The American dilemma involves a series of tax increases and spending cuts that will take place automatically unless Congress and President Obama reach deficit-reduction goals.
Obama's health-care mandate, recently validated by the Supreme Court as yet another tax for Americans without coverage, adds to the uncertainty in the business climate.
The spillover effects from the issues in Europe and the U.S. are getting worse, helping to slow down Chinese economic growth and softening demand in Japan, which last month saw its biggest decline in manufacturers' tools orders since the Sept. 11 terror attacks on the U.S.
Like its global counterparts, policy moves by the Peoples Bank of China to stem the slowdown are viewed as desperate and ineffective.
"While tame inflation provides greater opportunities for central banks to fight the slowing economy, many investors are coming round to the conclusion that too much of the powder has already been used and is damaging hopes for a rebound," said Andrew Wilkinson, chief economic strategist at Miller Tabak in New York.
So what can governments do?
Some think the best solution is for them to do less, not more. Allowing the cash-rich private sector to sort out its own problems without government's interference likely would be painful but could be the only sustainable path to recovery.

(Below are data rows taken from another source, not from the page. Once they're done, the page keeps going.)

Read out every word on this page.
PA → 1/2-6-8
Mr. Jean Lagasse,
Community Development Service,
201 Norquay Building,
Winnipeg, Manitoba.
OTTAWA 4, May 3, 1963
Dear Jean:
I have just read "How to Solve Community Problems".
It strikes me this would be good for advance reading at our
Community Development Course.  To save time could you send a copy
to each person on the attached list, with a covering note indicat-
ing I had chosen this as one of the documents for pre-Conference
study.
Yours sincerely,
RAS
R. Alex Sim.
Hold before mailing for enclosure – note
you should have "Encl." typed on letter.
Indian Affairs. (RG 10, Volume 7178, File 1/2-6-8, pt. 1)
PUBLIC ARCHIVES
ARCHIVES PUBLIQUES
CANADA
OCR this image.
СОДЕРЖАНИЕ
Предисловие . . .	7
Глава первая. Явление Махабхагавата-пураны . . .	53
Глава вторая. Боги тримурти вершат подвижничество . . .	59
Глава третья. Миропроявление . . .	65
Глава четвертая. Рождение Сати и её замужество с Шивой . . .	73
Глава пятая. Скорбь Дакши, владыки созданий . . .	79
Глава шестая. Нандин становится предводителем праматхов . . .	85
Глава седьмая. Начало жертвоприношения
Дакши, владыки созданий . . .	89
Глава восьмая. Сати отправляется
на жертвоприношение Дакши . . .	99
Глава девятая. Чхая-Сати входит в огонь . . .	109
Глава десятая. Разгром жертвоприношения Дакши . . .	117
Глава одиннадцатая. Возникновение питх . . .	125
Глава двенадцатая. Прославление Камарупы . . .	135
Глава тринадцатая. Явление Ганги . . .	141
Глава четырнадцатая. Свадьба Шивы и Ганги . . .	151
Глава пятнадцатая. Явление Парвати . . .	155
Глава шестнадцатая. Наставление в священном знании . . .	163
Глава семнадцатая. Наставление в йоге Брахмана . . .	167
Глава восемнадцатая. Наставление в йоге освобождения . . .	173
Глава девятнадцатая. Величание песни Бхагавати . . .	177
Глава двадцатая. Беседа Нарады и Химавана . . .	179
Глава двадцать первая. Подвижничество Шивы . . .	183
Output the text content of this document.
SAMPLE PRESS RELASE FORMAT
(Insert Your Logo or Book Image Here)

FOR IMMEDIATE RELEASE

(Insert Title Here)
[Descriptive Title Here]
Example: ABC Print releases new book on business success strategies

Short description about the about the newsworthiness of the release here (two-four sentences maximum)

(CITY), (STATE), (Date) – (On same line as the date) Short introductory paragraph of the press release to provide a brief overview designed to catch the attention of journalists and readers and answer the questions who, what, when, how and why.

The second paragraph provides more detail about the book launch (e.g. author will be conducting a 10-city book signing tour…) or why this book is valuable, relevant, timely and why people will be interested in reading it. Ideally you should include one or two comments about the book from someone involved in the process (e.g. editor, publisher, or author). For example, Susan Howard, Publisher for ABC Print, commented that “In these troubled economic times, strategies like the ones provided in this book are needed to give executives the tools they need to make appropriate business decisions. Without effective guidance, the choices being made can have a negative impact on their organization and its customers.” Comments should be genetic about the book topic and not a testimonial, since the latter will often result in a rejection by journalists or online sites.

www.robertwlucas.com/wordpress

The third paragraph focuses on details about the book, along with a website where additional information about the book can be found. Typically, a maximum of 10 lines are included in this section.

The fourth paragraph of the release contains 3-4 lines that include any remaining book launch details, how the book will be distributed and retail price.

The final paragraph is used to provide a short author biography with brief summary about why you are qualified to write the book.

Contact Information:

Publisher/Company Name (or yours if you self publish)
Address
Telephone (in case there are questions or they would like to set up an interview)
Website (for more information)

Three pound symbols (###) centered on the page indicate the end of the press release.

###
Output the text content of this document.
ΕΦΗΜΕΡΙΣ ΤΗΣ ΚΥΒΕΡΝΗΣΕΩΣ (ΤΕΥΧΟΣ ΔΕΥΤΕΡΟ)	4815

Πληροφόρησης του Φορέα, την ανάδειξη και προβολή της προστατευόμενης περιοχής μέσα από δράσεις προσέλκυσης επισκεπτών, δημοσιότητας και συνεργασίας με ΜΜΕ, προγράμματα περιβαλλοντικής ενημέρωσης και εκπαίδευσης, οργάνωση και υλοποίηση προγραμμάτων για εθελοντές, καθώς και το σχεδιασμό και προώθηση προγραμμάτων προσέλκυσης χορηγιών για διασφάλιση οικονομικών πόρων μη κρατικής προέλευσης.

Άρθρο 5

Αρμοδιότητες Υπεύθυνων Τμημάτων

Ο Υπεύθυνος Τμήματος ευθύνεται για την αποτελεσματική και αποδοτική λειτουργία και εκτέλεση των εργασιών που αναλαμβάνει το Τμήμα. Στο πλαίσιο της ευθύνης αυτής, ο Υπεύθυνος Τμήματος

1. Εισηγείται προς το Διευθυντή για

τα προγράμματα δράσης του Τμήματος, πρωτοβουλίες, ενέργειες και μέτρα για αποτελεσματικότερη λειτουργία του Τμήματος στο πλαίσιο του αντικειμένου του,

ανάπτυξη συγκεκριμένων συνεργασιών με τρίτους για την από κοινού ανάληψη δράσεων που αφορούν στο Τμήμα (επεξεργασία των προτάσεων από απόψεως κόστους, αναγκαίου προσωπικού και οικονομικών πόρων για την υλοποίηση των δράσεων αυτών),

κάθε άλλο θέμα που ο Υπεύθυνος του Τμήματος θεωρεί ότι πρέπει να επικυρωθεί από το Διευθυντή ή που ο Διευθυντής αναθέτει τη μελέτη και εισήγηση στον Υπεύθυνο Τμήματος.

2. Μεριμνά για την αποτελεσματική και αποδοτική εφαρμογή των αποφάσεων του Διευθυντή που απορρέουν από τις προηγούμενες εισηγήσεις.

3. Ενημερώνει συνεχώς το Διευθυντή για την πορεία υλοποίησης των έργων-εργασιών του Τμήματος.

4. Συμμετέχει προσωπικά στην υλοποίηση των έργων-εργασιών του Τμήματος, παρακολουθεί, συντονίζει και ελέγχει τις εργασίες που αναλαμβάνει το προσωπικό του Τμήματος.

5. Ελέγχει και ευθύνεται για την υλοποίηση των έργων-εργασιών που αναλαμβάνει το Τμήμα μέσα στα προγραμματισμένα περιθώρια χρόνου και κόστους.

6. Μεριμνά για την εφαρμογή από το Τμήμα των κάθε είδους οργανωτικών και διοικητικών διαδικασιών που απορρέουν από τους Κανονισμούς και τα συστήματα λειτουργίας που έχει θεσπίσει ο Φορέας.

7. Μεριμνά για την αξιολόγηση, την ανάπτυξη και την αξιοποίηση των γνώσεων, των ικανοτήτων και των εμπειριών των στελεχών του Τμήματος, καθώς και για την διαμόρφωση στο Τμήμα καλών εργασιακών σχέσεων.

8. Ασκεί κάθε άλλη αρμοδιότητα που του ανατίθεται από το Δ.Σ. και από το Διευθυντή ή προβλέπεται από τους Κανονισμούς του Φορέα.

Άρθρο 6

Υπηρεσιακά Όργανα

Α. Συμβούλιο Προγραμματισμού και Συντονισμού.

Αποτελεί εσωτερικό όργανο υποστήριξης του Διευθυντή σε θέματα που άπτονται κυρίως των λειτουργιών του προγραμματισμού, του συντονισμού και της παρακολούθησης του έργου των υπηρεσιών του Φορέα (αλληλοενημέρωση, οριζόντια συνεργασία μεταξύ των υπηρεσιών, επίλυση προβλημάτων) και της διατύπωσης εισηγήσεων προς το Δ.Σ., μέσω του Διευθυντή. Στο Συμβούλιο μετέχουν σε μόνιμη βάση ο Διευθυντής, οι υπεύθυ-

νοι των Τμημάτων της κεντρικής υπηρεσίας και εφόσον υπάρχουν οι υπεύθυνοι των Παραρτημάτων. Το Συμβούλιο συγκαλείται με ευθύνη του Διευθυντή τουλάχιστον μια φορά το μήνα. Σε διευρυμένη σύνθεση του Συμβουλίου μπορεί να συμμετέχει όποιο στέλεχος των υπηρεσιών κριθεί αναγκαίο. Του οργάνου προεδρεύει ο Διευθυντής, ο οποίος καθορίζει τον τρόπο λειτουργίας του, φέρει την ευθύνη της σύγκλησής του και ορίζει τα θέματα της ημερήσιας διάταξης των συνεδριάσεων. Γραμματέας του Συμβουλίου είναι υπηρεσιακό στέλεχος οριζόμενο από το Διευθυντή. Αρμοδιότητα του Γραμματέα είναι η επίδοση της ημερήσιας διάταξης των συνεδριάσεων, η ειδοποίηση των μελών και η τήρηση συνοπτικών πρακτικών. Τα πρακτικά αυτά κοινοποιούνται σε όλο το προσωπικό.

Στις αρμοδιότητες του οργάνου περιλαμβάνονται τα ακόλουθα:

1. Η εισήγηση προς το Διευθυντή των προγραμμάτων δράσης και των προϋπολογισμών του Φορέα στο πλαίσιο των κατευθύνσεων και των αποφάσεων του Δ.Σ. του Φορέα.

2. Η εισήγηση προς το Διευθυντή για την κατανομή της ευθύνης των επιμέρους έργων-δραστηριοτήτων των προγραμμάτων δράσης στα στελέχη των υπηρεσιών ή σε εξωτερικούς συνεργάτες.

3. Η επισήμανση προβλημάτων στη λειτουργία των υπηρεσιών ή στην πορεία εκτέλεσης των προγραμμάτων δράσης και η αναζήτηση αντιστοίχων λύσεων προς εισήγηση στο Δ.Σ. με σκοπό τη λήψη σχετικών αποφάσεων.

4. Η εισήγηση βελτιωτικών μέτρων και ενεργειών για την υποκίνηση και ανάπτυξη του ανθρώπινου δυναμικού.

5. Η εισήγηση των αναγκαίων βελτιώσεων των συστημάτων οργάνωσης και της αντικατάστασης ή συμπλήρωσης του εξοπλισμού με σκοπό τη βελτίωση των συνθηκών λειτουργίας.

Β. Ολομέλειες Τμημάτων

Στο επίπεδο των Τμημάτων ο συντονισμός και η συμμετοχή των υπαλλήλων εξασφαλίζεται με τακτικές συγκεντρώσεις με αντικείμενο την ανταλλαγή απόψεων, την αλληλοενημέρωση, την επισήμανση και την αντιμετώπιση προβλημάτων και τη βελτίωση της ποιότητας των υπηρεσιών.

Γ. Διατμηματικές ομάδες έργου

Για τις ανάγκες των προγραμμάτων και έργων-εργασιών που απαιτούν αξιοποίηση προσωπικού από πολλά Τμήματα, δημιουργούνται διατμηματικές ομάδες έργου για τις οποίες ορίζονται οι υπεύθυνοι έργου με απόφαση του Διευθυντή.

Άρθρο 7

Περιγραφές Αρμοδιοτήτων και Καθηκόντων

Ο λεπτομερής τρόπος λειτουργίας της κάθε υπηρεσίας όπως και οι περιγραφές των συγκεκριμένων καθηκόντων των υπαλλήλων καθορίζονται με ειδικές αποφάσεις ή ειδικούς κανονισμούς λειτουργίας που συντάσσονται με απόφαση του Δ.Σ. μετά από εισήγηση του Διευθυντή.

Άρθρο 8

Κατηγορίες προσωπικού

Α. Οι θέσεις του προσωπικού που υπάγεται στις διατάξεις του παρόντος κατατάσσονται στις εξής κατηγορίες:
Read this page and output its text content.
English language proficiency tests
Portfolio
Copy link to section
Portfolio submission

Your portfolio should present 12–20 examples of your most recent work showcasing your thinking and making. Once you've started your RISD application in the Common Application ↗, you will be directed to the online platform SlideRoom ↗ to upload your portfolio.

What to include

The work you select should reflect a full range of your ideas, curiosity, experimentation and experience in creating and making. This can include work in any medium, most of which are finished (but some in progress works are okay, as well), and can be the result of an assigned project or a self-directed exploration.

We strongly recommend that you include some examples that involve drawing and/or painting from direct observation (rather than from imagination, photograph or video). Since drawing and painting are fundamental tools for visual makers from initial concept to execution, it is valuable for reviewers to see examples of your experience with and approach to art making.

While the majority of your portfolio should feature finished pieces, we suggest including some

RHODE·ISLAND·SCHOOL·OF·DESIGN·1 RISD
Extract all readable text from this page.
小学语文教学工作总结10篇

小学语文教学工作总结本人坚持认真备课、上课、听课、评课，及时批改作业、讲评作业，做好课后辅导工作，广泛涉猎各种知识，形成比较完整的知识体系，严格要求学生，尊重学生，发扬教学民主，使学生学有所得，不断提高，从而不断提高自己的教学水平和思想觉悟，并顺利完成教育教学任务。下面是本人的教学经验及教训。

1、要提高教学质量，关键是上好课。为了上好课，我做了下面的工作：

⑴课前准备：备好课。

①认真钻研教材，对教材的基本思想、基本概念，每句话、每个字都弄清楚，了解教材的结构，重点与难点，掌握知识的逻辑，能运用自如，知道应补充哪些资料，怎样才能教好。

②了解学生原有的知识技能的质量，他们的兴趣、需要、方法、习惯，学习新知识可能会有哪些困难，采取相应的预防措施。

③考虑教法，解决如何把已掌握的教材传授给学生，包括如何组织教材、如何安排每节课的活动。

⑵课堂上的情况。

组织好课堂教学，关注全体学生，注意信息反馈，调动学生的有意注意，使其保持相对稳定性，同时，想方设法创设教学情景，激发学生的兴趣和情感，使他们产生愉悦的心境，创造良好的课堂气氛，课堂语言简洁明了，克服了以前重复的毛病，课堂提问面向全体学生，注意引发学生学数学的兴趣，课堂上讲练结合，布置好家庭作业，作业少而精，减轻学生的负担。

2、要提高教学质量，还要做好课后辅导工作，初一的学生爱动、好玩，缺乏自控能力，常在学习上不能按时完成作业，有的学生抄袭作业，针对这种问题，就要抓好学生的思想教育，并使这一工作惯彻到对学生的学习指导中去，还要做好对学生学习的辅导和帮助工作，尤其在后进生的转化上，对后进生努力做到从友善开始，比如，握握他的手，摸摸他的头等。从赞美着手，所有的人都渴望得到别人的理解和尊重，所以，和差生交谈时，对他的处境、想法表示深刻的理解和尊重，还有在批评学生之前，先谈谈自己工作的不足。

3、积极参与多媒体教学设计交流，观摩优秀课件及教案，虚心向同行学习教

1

Commenting on Friday's dismal U.S. jobs report, which saw just 80,000 new positions created to wrap up the worst employment quarter in two years, Dennis Gartman, hedge fund manager and author of The Gartman Letter, said governments should "follow a sort of Hippocratic Oath for governance: first do no harm."
"Governments can, at best, try to do little if any harm to the economic environment, and this administration is not only creating harm, it is creating havoc with its health care bill which has jeopardized any hopes for material increases in jobs on the part of private industry until the elections are held and either the current regime is retained or a new regime takes its place," Gartman said "This is the harsh reality of the moment."